Personal information
- Place of birth: Southall, England
- Position(s): Inside forward

Senior career*
- Years: Team / Apps / (Gls)
- Brantford Cockshutts
- 1925–1929: Brooklyn Wanderers / 110 / (37)
- 1927: → Boston (loan) / 1 / (0)
- 1929: New York Giants / 24 / (7)
- 1930–1931: Brooklyn Wanderers / 42 / (12)
- 1931: Newark Americans / 0 / (0)

= Leslie Lyell =

English footballer

Leslie Lyell was an English footballer who spent his entire professional career in the American Soccer League.

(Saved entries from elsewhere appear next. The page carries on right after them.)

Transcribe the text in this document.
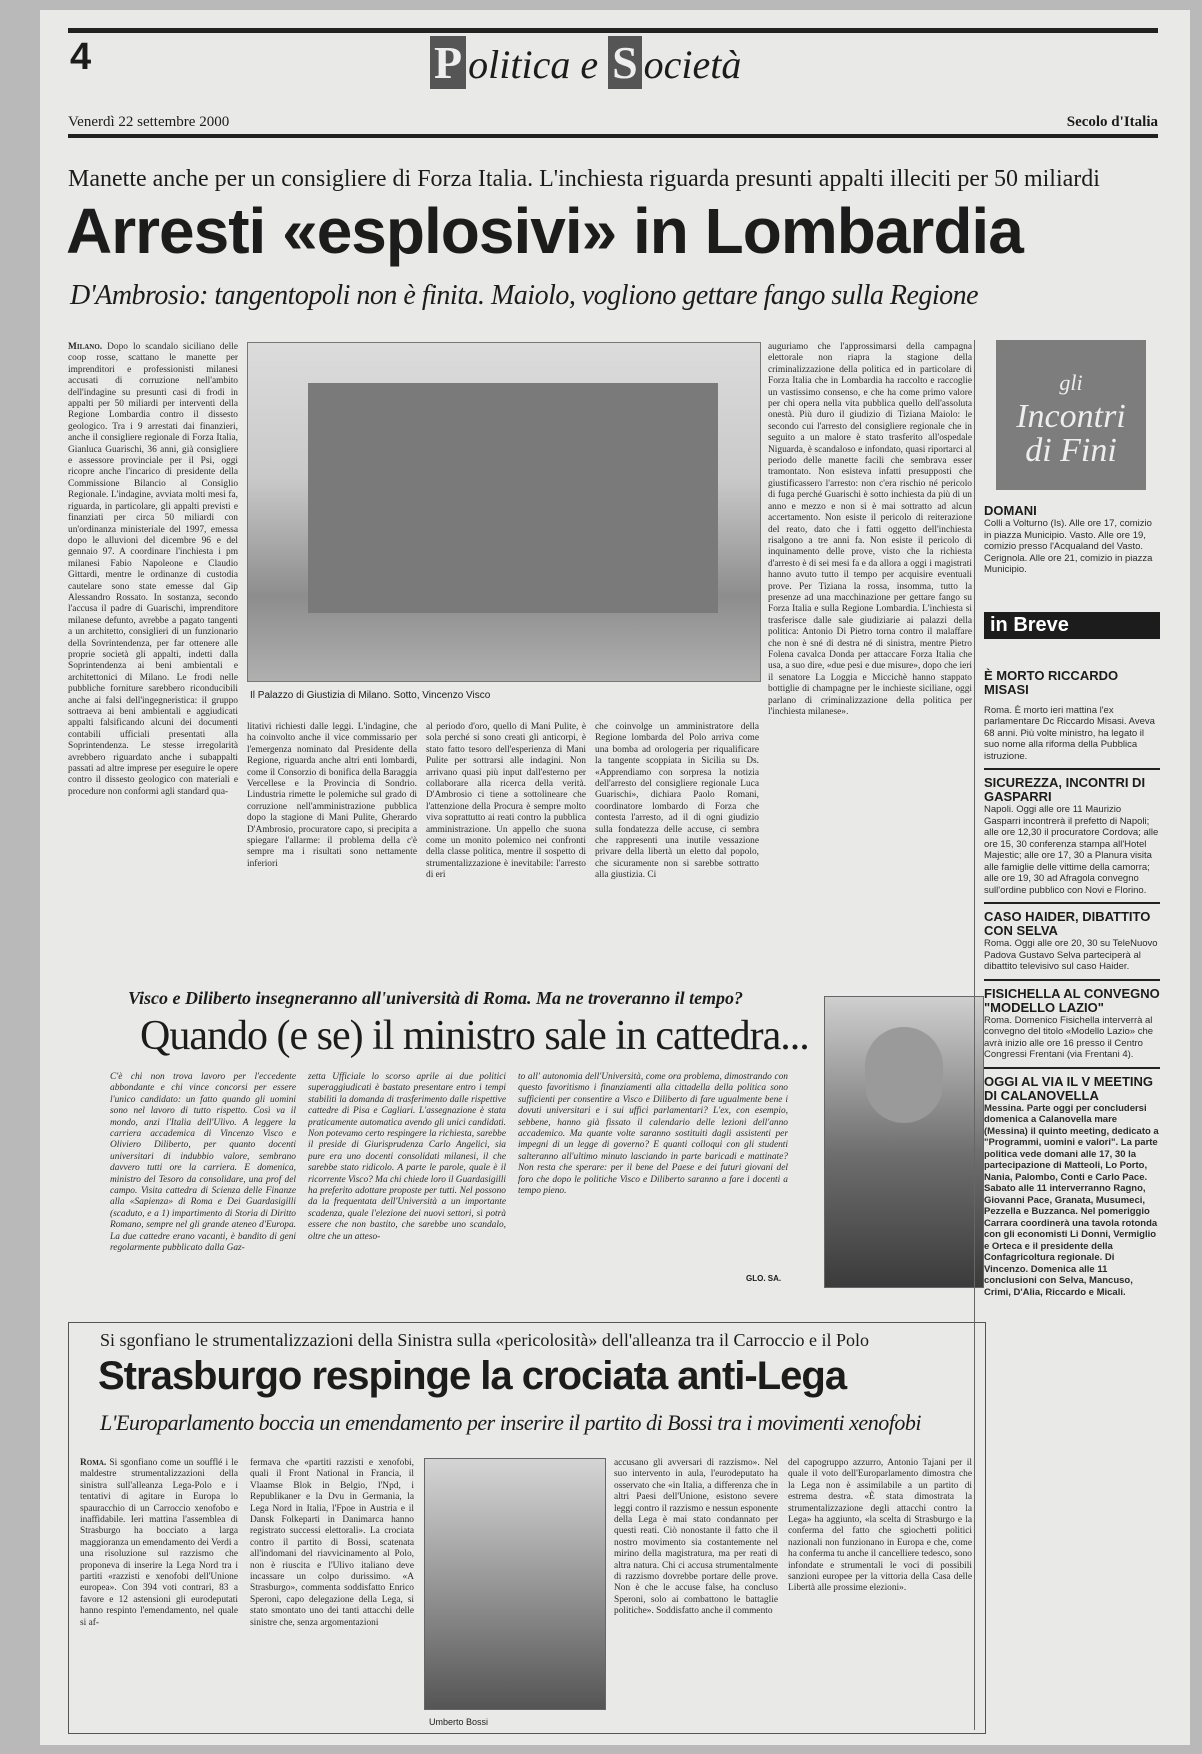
4	P olitica e S ocietà
Venerdì 22 settembre 2000	Secolo d'Italia
Manette anche per un consigliere di Forza Italia. L'inchiesta riguarda presunti appalti illeciti per 50 miliardi
Arresti «esplosivi» in Lombardia
D'Ambrosio: tangentopoli non è finita. Maiolo, vogliono gettare fango sulla Regione
Milano. Dopo lo scandalo siciliano delle coop rosse, scattano le manette per imprenditori e professionisti milanesi accusati di corruzione nell'ambito dell'indagine su presunti casi di frodi in appalti per 50 miliardi per interventi della Regione Lombardia contro il dissesto geologico. Tra i 9 arrestati dai finanzieri, anche il consigliere regionale di Forza Italia, Gianluca Guarischi, 36 anni, già consigliere e assessore provinciale per il Psi, oggi ricopre anche l'incarico di presidente della Commissione Bilancio al Consiglio Regionale. L'indagine, avviata molti mesi fa, riguarda, in particolare, gli appalti previsti e finanziati per circa 50 miliardi con un'ordinanza ministeriale del 1997, emessa dopo le alluvioni del dicembre 96 e del gennaio 97. A coordinare l'inchiesta i pm milanesi Fabio Napoleone e Claudio Gittardi, mentre le ordinanze di custodia cautelare sono state emesse dal Gip Alessandro Rossato. In sostanza, secondo l'accusa il padre di Guarischi, imprenditore milanese defunto, avrebbe a pagato tangenti a un architetto, consiglieri di un funzionario della Sovrintendenza, per far ottenere alle proprie società gli appalti, indetti dalla Soprintendenza ai beni ambientali e architettonici di Milano. Le frodi nelle pubbliche forniture sarebbero riconducibili anche ai falsi dell'ingegneristica: il gruppo sottraeva ai beni ambientali e aggiudicati appalti falsificando alcuni dei documenti contabili ufficiali presentati alla Soprintendenza. Le stesse irregolarità avrebbero riguardato anche i subappalti passati ad altre imprese per eseguire le opere contro il dissesto geologico con materiali e procedure non conformi agli standard qua-
Il Palazzo di Giustizia di Milano. Sotto, Vincenzo Visco
litativi richiesti dalle leggi. L'indagine, che ha coinvolto anche il vice commissario per l'emergenza nominato dal Presidente della Regione, riguarda anche altri enti lombardi, come il Consorzio di bonifica della Baraggia Vercellese e la Provincia di Sondrio. Lindustria rimette le polemiche sul grado di corruzione nell'amministrazione pubblica dopo la stagione di Mani Pulite, Gherardo D'Ambrosio, procuratore capo, si precipita a spiegare l'allarme: il problema della c'è sempre ma i risultati sono nettamente inferiori
al periodo d'oro, quello di Mani Pulite, è sola perché si sono creati gli anticorpi, è stato fatto tesoro dell'esperienza di Mani Pulite per sottrarsi alle indagini. Non arrivano quasi più input dall'esterno per collaborare alla ricerca della verità. D'Ambrosio ci tiene a sottolineare che l'attenzione della Procura è sempre molto viva soprattutto ai reati contro la pubblica amministrazione. Un appello che suona come un monito polemico nei confronti della classe politica, mentre il sospetto di strumentalizzazione è inevitabile: l'arresto di eri
che coinvolge un amministratore della Regione lombarda del Polo arriva come una bomba ad orologeria per riqualificare la tangente scoppiata in Sicilia su Ds. «Apprendiamo con sorpresa la notizia dell'arresto del consigliere regionale Luca Guarischi», dichiara Paolo Romani, coordinatore lombardo di Forza che contesta l'arresto, ad il di ogni giudizio sulla fondatezza delle accuse, ci sembra che rappresenti una inutile vessazione privare della libertà un eletto dal popolo, che sicuramente non si sarebbe sottratto alla giustizia. Ci
auguriamo che l'approssimarsi della campagna elettorale non riapra la stagione della criminalizzazione della politica ed in particolare di Forza Italia che in Lombardia ha raccolto e raccoglie un vastissimo consenso, e che ha come primo valore per chi opera nella vita pubblica quello dell'assoluta onestà. Più duro il giudizio di Tiziana Maiolo: le secondo cui l'arresto del consigliere regionale che in seguito a un malore è stato trasferito all'ospedale Niguarda, è scandaloso e infondato, quasi riportarci al periodo delle manette facili che sembrava esser tramontato. Non esisteva infatti presupposti che giustificassero l'arresto: non c'era rischio né pericolo di fuga perché Guarischi è sotto inchiesta da più di un anno e mezzo e non si è mai sottratto ad alcun accertamento. Non esiste il pericolo di reiterazione del reato, dato che i fatti oggetto dell'inchiesta risalgono a tre anni fa. Non esiste il pericolo di inquinamento delle prove, visto che la richiesta d'arresto è di sei mesi fa e da allora a oggi i magistrati hanno avuto tutto il tempo per acquisire eventuali prove. Per Tiziana la rossa, insomma, tutto la presenze ad una macchinazione per gettare fango su Forza Italia e sulla Regione Lombardia. L'inchiesta si trasferisce dalle sale giudiziarie ai palazzi della politica: Antonio Di Pietro torna contro il malaffare che non è sné di destra né di sinistra, mentre Pietro Folena cavalca Donda per attaccare Forza Italia che usa, a suo dire, «due pesi e due misure», dopo che ieri il senatore La Loggia e Miccichè hanno stappato bottiglie di champagne per le inchieste siciliane, oggi parlano di criminalizzazione della politica per l'inchiesta milanese».
gli
Incontri
di Fini
DOMANI
Colli a Volturno (Is). Alle ore 17, comizio in piazza Municipio. Vasto. Alle ore 19, comizio presso l'Acqualand del Vasto. Cerignola. Alle ore 21, comizio in piazza Municipio.
in Breve
È MORTO RICCARDO MISASI
Roma. È morto ieri mattina l'ex parlamentare Dc Riccardo Misasi. Aveva 68 anni. Più volte ministro, ha legato il suo nome alla riforma della Pubblica istruzione.
SICUREZZA, INCONTRI DI GASPARRI
Napoli. Oggi alle ore 11 Maurizio Gasparri incontrerà il prefetto di Napoli; alle ore 12,30 il procuratore Cordova; alle ore 15, 30 conferenza stampa all'Hotel Majestic; alle ore 17, 30 a Planura visita alle famiglie delle vittime della camorra; alle ore 19, 30 ad Afragola convegno sull'ordine pubblico con Novi e Florino.
CASO HAIDER, DIBATTITO CON SELVA
Roma. Oggi alle ore 20, 30 su TeleNuovo Padova Gustavo Selva parteciperà al dibattito televisivo sul caso Haider.
FISICHELLA AL CONVEGNO "MODELLO LAZIO"
Roma. Domenico Fisichella interverrà al convegno del titolo «Modello Lazio» che avrà inizio alle ore 16 presso il Centro Congressi Frentani (via Frentani 4).
OGGI AL VIA IL V MEETING DI CALANOVELLA
Messina. Parte oggi per concludersi domenica a Calanovella mare (Messina) il quinto meeting, dedicato a "Programmi, uomini e valori". La parte politica vede domani alle 17, 30 la partecipazione di Matteoli, Lo Porto, Nania, Palombo, Conti e Carlo Pace. Sabato alle 11 interverranno Ragno, Giovanni Pace, Granata, Musumeci, Pezzella e Buzzanca. Nel pomeriggio Carrara coordinerà una tavola rotonda con gli economisti Li Donni, Vermiglio e Orteca e il presidente della Confagricoltura regionale. Di Vincenzo. Domenica alle 11 conclusioni con Selva, Mancuso, Crimi, D'Alia, Riccardo e Micali.
Visco e Diliberto insegneranno all'università di Roma. Ma ne troveranno il tempo?
Quando (e se) il ministro sale in cattedra...
C'è chi non trova lavoro per l'eccedente abbondante e chi vince concorsi per essere l'unico candidato: un fatto quando gli uomini sono nel lavoro di tutto rispetto. Così va il mondo, anzi l'Italia dell'Ulivo. A leggere la carriera accademica di Vincenzo Visco e Oliviero Diliberto, per quanto docenti universitari di indubbio valore, sembrano davvero tutti ore la carriera. E domenica, ministro del Tesoro da consolidare, una prof del campo. Visita cattedra di Scienza delle Finanze alla «Sapienza» di Roma e Dei Guardasigilli (scaduto, e a 1) impartimento di Storia di Diritto Romano, sempre nel gli grande ateneo d'Europa. La due cattedre erano vacanti, è bandito di geni regolarmente pubblicato dalla Gaz-
zetta Ufficiale lo scorso aprile ai due politici superaggiudicati è bastato presentare entro i tempi stabiliti la domanda di trasferimento dalle rispettive cattedre di Pisa e Cagliari. L'assegnazione è stata praticamente automatica avendo gli unici candidati. Non potevamo certo respingere la richiesta, sarebbe il preside di Giurisprudenza Carlo Angelici, sia pure era uno docenti consolidati milanesi, il che sarebbe stato ridicolo. A parte le parole, quale è il ricorrente Visco? Ma chi chiede loro il Guardasigilli ha preferito adottare proposte per tutti. Nel possono da la frequentata dell'Università a un importante scadenza, quale l'elezione dei nuovi settori, sì potrà essere che non bastito, che sarebbe uno scandalo, oltre che un atteso-
to all' autonomia dell'Università, come ora problema, dimostrando con questo favoritismo i finanziamenti alla cittadella della politica sono sufficienti per consentire a Visco e Diliberto di fare ugualmente bene i dovuti universitari e i sui uffici parlamentari? L'ex, con esempio, sebbene, hanno già fissato il calendario delle lezioni dell'anno accademico. Ma quante volte saranno sostituiti dagli assistenti per impegni di un legge di governo? E quanti colloqui con gli studenti salteranno all'ultimo minuto lasciando in parte baricadi e mattinate? Non resta che sperare: per il bene del Paese e dei futuri giovani del foro che dopo le politiche Visco e Diliberto saranno a fare i docenti a tempo pieno.
GLO. SA.
Si sgonfiano le strumentalizzazioni della Sinistra sulla «pericolosità» dell'alleanza tra il Carroccio e il Polo
Strasburgo respinge la crociata anti-Lega
L'Europarlamento boccia un emendamento per inserire il partito di Bossi tra i movimenti xenofobi
Roma. Si sgonfiano come un soufflé i le maldestre strumentalizzazioni della sinistra sull'alleanza Lega-Polo e i tentativi di agitare in Europa lo spauracchio di un Carroccio xenofobo e inaffidabile. Ieri mattina l'assemblea di Strasburgo ha bocciato a larga maggioranza un emendamento dei Verdi a una risoluzione sul razzismo che proponeva di inserire la Lega Nord tra i partiti «razzisti e xenofobi dell'Unione europea». Con 394 voti contrari, 83 a favore e 12 astensioni gli eurodeputati hanno respinto l'emendamento, nel quale si af-
fermava che «partiti razzisti e xenofobi, quali il Front National in Francia, il Vlaamse Blok in Belgio, l'Npd, i Republikaner e la Dvu in Germania, la Lega Nord in Italia, l'Fpoe in Austria e il Dansk Folkeparti in Danimarca hanno registrato successi elettorali». La crociata contro il partito di Bossi, scatenata all'indomani del riavvicinamento al Polo, non è riuscita e l'Ulivo italiano deve incassare un colpo durissimo. «A Strasburgo», commenta soddisfatto Enrico Speroni, capo delegazione della Lega, si stato smontato uno dei tanti attacchi delle sinistre che, senza argomentazioni
Umberto Bossi
accusano gli avversari di razzismo». Nel suo intervento in aula, l'eurodeputato ha osservato che «in Italia, a differenza che in altri Paesi dell'Unione, esistono severe leggi contro il razzismo e nessun esponente della Lega è mai stato condannato per questi reati. Ciò nonostante il fatto che il nostro movimento sia costantemente nel mirino della magistratura, ma per reati di altra natura. Chi ci accusa strumentalmente di razzismo dovrebbe portare delle prove. Non è che le accuse false, ha concluso Speroni, solo ai combattono le battaglie politiche». Soddisfatto anche il commento
del capogruppo azzurro, Antonio Tajani per il quale il voto dell'Europarlamento dimostra che la Lega non è assimilabile a un partito di estrema destra. «È stata dimostrata la strumentalizzazione degli attacchi contro la Lega» ha aggiunto, «la scelta di Strasburgo e la conferma del fatto che sgiochetti politici nazionali non funzionano in Europa e che, come ha conferma tu anche il cancelliere tedesco, sono infondate e strumentali le voci di possibili sanzioni europee per la vittoria della Casa delle Libertà alle prossime elezioni».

Born in England, Lyell began his career in Canada where he played for Brantford Cockshutts, a team sponsored by the Cockshutt Plow Company. In 1925, Lyell signed with the Brooklyn Wanderers of the American Soccer League. In May 1926, Lyell broke his shin bone in an exhibition match with Hakoah Vienna. He lost the rest of the season and did not regain a spot in the starting eleven until well into the 1926–27 season. He played one game on loan to the Boston Soccer Club. His best season, statistically came in 1928–1929 when he scored seventeen goals, putting him eleventh on the scoring list. In September 1929, Lyell moved to the New York Giants. When the Giants left the ASL and entered the Eastern Professional Soccer League as part of the Soccer War, Lyell went with the Giants, but returned to the Wanderers later in the season. In the fall of 1931, Lyell signed with the Newark Americans, but played only three league cup games, scoring two goals. He never entered a first-team league game with Newark.